A doença mortal surgiu aos sete. Leucemia. Foram muitos
meses de tratamento, incluindo radioterapia, quimioterapia, punções lombares e
transplantes de medula. E assim começou a sua missão de ensino, uma missão que
atravessou as fronteiras de França e chegou a outros países.
Entre família e amigos começou-se a rezar um terço todas as
terças-feiras pelas suas melhoras. Começou por ser uma coisa pequena, mas
cresceu. Aconteceram milagres nesses encontros. Meninas pequenas ensinaram os
seus pais a rezar o terço. Famílias inteiras regressaram à fé. Uma pagela da
Audrey começou a espalhar-se pelo país.
O seu sofrimento no hospital foi intenso. A quimioterapia
deixou-a sem saliva, as pálpebras colavam-se aos olhos e todos os seus ossos
doíam. Dizia repetidamente: “Estou na cruz. Estou na cruz”. Durante as
dolorosas punções lombares repetia: “Pelo tio Mick, pelo pai, pelas vocações”.

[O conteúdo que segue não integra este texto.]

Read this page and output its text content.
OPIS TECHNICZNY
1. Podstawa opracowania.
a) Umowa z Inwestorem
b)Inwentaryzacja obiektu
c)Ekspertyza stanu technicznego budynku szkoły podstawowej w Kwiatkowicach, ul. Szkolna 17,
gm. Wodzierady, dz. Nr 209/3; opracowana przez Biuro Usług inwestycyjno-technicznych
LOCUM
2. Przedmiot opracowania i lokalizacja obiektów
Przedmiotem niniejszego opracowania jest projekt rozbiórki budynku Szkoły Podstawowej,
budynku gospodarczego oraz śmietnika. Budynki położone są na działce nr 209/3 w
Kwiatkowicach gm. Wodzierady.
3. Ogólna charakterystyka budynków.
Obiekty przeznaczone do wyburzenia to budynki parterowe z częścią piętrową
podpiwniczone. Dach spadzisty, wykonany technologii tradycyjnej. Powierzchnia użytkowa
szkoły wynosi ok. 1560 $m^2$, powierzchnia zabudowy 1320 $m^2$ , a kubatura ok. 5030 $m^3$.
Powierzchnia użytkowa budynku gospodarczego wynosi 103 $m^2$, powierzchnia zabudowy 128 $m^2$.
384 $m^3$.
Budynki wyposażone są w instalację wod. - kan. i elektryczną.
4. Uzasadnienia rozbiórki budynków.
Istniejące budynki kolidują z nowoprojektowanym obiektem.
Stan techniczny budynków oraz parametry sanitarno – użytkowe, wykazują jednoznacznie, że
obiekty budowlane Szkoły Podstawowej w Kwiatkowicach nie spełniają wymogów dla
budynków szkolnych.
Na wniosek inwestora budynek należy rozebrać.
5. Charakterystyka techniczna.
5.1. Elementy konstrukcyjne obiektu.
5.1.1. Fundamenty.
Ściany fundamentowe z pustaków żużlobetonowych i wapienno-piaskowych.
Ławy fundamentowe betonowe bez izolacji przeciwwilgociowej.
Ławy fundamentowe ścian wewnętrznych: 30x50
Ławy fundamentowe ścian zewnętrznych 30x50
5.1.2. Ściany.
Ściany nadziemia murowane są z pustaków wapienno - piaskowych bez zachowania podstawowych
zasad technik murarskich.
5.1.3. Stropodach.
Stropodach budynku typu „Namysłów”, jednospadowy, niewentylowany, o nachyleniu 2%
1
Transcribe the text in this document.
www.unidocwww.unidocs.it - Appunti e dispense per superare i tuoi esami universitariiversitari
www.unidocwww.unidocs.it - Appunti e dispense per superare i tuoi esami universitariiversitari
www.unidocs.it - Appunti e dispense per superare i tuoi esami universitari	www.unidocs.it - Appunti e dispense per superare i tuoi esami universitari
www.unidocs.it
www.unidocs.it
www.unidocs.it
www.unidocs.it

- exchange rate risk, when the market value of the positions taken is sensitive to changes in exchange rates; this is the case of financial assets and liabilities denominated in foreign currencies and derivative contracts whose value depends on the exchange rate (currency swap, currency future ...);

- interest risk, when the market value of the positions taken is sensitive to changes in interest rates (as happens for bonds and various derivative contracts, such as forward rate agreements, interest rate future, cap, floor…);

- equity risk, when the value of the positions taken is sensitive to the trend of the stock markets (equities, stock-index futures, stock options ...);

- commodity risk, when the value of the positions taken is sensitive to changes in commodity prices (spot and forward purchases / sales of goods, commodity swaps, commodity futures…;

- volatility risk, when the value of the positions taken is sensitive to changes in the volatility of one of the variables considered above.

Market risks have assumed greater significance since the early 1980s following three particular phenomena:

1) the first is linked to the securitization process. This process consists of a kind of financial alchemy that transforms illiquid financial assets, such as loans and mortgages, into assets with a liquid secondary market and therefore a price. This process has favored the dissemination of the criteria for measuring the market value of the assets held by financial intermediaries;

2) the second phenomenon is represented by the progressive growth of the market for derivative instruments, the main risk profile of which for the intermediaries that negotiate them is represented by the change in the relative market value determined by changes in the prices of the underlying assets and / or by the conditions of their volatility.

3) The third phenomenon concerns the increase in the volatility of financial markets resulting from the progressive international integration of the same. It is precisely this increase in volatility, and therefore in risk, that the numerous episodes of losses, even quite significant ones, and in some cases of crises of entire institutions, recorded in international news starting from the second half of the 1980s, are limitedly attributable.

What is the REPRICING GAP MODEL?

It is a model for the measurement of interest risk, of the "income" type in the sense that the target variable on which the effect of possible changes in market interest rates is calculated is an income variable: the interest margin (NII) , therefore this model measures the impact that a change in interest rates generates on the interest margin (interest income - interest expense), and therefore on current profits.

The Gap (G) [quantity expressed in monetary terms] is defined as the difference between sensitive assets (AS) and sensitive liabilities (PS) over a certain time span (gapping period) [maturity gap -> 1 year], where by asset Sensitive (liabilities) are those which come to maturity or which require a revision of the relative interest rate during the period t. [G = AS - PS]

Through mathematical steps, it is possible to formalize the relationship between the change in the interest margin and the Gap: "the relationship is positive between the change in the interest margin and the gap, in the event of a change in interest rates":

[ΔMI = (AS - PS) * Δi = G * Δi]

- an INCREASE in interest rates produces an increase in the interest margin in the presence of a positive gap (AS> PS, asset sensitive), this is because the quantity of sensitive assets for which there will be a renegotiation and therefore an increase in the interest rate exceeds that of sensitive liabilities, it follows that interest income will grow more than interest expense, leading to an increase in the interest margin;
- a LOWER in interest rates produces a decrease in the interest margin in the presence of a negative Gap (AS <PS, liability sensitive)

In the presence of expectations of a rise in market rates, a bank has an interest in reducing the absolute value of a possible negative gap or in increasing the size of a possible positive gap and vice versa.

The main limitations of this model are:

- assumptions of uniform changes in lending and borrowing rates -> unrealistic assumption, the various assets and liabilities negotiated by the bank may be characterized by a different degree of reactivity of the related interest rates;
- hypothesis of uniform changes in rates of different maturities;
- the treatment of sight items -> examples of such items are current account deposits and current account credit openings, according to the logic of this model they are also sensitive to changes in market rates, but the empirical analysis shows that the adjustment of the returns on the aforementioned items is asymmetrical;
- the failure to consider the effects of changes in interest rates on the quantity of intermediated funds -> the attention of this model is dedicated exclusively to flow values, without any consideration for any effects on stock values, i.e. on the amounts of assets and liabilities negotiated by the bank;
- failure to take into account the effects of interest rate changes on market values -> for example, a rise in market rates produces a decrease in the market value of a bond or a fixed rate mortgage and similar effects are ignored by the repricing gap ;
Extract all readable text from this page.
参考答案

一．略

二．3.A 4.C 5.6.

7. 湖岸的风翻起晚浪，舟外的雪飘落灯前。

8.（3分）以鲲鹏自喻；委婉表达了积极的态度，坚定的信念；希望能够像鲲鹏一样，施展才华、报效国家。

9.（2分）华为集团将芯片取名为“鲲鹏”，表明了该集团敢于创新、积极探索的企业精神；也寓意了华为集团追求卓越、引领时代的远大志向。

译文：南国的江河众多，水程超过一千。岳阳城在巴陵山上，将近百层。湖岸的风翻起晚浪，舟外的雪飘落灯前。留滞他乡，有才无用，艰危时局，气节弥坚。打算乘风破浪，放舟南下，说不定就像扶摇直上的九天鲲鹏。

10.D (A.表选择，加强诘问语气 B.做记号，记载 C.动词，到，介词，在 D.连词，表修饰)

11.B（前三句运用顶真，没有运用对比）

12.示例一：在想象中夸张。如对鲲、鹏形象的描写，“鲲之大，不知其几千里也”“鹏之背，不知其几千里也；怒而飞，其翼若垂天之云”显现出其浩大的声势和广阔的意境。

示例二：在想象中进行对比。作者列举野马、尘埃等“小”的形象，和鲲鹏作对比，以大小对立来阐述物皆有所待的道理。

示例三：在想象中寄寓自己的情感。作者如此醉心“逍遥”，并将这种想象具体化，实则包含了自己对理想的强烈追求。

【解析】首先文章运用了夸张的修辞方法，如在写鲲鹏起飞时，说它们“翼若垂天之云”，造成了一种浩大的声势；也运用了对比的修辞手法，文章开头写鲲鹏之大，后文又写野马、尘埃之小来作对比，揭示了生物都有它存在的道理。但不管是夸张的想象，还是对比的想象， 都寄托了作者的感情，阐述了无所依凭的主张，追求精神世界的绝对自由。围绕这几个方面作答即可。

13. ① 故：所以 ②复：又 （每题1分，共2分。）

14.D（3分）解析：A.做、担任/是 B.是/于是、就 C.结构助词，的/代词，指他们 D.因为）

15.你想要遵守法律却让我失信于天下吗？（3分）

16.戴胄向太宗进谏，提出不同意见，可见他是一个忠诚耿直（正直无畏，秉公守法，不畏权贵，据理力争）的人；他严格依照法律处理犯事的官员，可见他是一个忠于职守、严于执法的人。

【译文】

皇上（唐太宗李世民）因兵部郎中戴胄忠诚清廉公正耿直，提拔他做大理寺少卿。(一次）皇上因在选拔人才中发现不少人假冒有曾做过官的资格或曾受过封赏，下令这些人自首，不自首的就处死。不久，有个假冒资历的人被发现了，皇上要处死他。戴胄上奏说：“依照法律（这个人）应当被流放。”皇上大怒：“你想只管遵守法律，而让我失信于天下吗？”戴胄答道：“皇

Durante um dos tratamentos dolorosos os médicos ouviram-na a cantar músicas a
Nossa Senhora.
Depois de um transplante de medula falhado soube-se que
tinha apenas três semanas de vida. Os pais levaram-na a Lourdes; levaram-na
também a conhecer o Papa, com quem teve uma intensa conversa privada. Perto do
final vieram pessoas de todo o país, pedindo que ela rezasse pelas suas
intenções, coisa que ela fez, apesar da dor, uma após outra.
Por fim morreu. O seu pai, que é padrinho da minha filha
Gianna-Marie, diz que certa vez receberam a visita de um padre mexicano. O
padre disse: “Devo a minha vocação a uma menina francesa que rezava pelas
vocações e morreu de leucemia.” Ao que o seu pai, Jerome, respondeu: “Está
sentado no quarto dela”.
A causa da canonização de Audrey começou em Paris há poucos
anos.
Audrey Stevenson, rogai por nós.
Austin Ruse é presidente do Catholic Family & Human
Rights Institute (C-FAM), sedeado em Nova Iorque e em Washington D.C., uma
instituição de pesquisa que se concentra unicamente nas políticas sociais
internacionais. As opiniões aqui expressas são apenas as dele e não reflectem
necessariamente as políticas ou as posições da C-FAM.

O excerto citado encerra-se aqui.